DMP-1 Signals Through MAPK in hMSC, MDPC23 and MC3T3 Cells

Objectives: Our goal is to study the signaling pathway of DMP-1 in human mesenchymal stem cells, mouse preosteoblast MC3T3 and mouse odontoblasts MDPC23.

Methods: The phosphorylation of MEK1/2, Erk, Jnk, c-Jun (ser63 and ser73) and FAK were determined by western blot. c-Jun transcriptional activity was assessed by quantifying the luciferase expression following the transfection of c-Jun-Gal and Gal-Luciferase plasmids. Anti-avß3 integrin antibodies were used to determine the role of integrin in DMP1 signaling. 10uM U0126 and 30uM SP600125 were used to block the MEK1/2 and JNK respectively 1h before the cells were treated with DMP1. Erk and Jnk translocation, the formation of focal adhesion points and the FAK phosphorylation were examined by immunocytochemistry.

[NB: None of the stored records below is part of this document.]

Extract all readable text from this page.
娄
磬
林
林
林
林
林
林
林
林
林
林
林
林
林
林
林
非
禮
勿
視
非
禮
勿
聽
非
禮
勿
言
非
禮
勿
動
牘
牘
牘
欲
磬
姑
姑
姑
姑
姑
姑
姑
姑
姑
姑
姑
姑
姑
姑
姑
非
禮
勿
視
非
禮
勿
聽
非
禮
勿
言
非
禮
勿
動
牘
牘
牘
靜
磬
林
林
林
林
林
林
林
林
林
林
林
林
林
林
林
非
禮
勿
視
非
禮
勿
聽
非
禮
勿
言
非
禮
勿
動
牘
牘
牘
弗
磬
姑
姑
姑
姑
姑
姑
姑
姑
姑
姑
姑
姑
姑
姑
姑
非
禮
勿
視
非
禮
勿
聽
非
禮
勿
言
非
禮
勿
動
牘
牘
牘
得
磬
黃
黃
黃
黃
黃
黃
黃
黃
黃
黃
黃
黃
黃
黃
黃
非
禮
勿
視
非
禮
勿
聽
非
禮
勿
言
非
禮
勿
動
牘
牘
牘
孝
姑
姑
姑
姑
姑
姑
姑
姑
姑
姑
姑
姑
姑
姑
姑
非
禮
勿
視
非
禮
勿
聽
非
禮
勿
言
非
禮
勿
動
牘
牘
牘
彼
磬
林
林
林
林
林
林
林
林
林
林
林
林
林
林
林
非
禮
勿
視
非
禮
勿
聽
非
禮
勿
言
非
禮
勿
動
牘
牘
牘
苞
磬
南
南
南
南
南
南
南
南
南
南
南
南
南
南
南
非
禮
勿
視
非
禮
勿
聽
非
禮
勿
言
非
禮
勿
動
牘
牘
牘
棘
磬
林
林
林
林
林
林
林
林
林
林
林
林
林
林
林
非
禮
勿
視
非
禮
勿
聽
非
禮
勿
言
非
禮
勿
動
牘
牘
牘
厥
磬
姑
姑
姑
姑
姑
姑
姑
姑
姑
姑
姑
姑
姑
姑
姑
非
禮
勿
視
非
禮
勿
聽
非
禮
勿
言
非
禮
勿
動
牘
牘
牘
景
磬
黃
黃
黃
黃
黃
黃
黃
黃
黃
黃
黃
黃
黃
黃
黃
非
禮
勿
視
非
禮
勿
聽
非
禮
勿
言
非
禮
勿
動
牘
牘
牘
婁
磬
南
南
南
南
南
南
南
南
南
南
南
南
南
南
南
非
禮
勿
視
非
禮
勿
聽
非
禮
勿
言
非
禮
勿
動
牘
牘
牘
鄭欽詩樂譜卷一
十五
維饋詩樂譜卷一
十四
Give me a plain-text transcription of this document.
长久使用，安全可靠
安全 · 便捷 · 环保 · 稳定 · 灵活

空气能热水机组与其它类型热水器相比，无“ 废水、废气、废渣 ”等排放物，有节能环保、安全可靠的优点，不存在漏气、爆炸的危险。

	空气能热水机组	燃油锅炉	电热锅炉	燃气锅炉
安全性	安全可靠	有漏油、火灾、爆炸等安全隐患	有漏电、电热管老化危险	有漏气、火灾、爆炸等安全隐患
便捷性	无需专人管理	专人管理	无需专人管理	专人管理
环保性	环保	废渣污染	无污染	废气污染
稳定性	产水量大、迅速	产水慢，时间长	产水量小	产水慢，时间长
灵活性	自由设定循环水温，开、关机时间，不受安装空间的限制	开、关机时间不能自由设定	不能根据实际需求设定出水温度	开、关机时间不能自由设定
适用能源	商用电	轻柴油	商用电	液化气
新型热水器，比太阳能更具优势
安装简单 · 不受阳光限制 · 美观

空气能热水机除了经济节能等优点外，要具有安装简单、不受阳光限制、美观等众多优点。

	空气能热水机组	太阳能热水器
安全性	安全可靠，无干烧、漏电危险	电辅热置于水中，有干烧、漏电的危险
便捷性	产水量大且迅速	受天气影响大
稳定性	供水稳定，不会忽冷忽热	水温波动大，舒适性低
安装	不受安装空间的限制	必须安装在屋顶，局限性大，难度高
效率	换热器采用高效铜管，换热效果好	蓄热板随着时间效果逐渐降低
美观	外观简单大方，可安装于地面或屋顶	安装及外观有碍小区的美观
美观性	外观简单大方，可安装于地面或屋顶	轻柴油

Results: The data shows that DMP-1 signals through integrin avß3 and MAPK. After treating cells with DMP-1 for 1 or 3 hours, Erk and Jnk were phosphorylated respectively. c-Fos, a downstream component of p-Erk, was activated following the activation of Erk. c-Jun (ser63 and ser73) was phosphorylated by the p-Jnk . c-Jun activation was also demonstrated by luciferase expression following the transfection of the cells with c-Jun-gal and gal-luciferase plasmids. When using MAPK inhibitors (U0126 and SP600125), the p-Erk, p-Jnk and p-c-Jun were strongly inhibited. In addition, the phosphorylation of ERK and JNK were blocked by the anti-avß3 integrin antibody. Immunocytochemistry showed the FAK was phosphorylated and the p-Jnk and p-Erk translocated to the nucleus following DMP-1 treatment.

Conclusion: We have demonstrated that DMP-1 binds to the integrin and signals through the MAPK-Erk and Jnk-AP1pathways in hMSC, MC3T3 and MDPC23.